A2 Agrifoglio

Ilex aquifolium L.
Famiglia: AQUIFOLIACEE

FIORE MASCHILE
FRUTTO
FIORE FEMMINILE
FOGLIA

Arbusto sempreverde dioico alto fino a 10 m, ha chioma piramidale, corteccia liscia grigia e rami verdastri.
È spontaneo in Italia, il fogliame può sembrare persistente, sebbene in realtà le foglie vivano per un intero anno e si rinnovino in momenti diversi.

Foglie: Le foglie possono essere di colore verde scuro lucente oppure decorative, con varietà variegate di bianco, crema o giallo.

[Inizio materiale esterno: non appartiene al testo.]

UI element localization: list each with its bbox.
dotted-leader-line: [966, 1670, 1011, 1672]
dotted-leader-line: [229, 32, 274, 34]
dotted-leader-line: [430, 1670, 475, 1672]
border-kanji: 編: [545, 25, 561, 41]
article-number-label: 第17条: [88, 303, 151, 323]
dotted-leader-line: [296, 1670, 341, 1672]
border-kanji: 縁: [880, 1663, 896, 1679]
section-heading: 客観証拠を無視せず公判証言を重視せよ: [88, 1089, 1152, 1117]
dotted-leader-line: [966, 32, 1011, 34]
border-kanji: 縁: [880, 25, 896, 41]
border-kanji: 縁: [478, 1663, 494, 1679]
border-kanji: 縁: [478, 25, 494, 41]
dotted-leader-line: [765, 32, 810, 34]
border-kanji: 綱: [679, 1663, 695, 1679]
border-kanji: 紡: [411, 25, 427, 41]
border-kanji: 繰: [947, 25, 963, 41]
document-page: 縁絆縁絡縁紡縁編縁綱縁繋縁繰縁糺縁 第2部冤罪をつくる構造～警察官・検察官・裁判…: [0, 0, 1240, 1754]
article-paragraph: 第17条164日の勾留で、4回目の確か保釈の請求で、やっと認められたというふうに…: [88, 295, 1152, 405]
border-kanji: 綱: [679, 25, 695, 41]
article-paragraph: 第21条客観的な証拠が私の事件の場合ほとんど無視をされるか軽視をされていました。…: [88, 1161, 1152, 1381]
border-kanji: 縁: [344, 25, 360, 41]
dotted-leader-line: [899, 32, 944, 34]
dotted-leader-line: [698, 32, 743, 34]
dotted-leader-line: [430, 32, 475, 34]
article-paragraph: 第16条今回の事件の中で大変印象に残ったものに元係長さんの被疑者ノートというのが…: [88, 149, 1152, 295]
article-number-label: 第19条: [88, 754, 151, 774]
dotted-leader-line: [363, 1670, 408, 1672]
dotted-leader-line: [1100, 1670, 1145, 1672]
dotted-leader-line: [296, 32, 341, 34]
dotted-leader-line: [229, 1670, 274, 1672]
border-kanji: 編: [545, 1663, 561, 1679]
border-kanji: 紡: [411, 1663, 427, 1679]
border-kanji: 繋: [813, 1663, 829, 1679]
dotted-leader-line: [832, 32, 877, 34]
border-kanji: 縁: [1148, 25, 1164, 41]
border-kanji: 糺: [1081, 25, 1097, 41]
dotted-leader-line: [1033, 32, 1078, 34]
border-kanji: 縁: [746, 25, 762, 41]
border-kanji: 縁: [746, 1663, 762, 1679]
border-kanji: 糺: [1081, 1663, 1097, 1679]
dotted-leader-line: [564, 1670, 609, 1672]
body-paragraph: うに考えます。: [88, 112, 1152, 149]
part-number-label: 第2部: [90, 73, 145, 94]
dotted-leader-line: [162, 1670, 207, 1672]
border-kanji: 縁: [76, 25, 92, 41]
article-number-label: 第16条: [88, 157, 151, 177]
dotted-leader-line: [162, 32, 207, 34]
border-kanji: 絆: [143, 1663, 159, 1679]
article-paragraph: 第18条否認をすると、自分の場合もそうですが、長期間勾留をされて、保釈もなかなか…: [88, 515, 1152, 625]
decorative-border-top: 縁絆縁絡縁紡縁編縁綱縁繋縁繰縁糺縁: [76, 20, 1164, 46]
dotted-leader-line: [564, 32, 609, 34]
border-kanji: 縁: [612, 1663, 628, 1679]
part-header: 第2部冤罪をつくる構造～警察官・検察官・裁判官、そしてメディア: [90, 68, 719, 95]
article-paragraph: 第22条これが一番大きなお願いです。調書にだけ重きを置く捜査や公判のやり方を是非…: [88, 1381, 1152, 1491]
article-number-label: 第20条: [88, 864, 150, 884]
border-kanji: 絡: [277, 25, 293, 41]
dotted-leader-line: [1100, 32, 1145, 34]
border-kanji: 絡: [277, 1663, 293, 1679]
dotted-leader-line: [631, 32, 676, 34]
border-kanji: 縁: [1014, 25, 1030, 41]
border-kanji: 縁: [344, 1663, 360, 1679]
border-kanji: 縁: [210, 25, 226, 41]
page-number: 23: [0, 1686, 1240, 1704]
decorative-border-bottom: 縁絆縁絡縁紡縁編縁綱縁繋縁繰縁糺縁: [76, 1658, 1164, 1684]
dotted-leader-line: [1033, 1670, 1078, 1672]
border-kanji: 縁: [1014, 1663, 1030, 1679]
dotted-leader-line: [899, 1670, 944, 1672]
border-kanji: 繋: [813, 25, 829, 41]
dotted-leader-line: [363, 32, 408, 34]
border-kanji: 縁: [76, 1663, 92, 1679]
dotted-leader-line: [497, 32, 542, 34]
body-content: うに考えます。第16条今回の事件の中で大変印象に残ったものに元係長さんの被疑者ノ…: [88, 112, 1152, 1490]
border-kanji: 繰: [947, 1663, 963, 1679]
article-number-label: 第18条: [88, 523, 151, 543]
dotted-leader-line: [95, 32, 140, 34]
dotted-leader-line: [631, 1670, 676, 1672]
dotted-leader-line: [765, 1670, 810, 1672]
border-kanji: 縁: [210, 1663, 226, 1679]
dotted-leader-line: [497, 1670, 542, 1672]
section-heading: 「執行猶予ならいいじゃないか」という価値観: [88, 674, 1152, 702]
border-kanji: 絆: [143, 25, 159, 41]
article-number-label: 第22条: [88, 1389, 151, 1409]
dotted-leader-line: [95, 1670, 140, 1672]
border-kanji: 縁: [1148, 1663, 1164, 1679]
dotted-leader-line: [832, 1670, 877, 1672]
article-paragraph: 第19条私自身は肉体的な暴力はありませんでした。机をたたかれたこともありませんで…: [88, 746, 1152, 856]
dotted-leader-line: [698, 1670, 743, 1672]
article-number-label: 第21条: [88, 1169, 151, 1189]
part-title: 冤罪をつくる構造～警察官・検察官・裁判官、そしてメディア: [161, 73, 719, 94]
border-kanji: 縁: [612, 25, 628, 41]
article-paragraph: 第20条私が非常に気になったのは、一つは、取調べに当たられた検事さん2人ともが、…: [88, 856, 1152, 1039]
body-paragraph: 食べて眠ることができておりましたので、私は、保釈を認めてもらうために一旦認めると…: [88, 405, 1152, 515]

Sono alterne o sparse, ovali o ellittiche, coriacee, a margine spinoso nei rami più bassi delle giovani piante, intero nelle piante adulte.

Fiori: I fiori sono piccoli e riuniti in fascetti ascellari, con 4 petali di colore bianco o rosato, unisessuali.

Frutti: I frutti, drupe globose di colore arancio/rossastro, sono in contrasto col colore delle foglie.

Proprietà: Il contenuto di saponine, meccanismo di difesa da parte delle piante, contribuisce a rendere l’agrifoglio tossico per gli esseri umani poiché irrita lo stomaco e l’intestino. Altre sostanze lo rendono dannoso per il sistema nervoso e per il cuore. I suoi frutti sono però ricercati dagli uccelli come cibo invernale.

Viene usato raramente in fitoterapia per via della sua tossicità, ma secondo alcune fonti presenta proprietà diuretiche, febbrifughe e lassative. Potrebbe avere anche un effetto simile a quello della serotonina.

Mitologia: i Romani sorreggevano dei ramoscelli di agrifoglio durante i Saturnali, perché li consideravano dei talismani. Si riteneva che piantarlo vicino alle case potesse tenere lontani i malefici.

L’agrifoglio è una pianta considerata magica fino a prima dell’avvento del Natale cristiano: per i pagani l’agrifoglio rappresentava la fertilità e la prosperità durante la profonda oscurità invernale e veniva utilizzato  dalla popolazione germanica in occasione della festa dello Yule, celebrazione della rinascita del sole nel solstizio d’inverno (simile ai Saturnali e al Sol Invictus dei Romani).

Secondo la nuova tradizione cristiana, la struttura della foglia ricorderebbe la corona di spine di Gesù Cristo e i frutti rossi il suo sangue. Inoltre i boccioli bianchi sarebbero immagine della purezza della Madonna.

Curiosità: Presso Piano Pomo, sul versante nord orientale del Massiccio del Carbonara (nelle Madonie in Sicilia) una cinquantina di annose piante di agrifoglio che formano un boschetto puro in cui la pianta più vecchia ha circa 900 anni.

Secondo alcuni botanici il bosco di agrifogli doveva essere diffuso in Europa nel Terziario, prima delle glaciazioni pleistoceniche.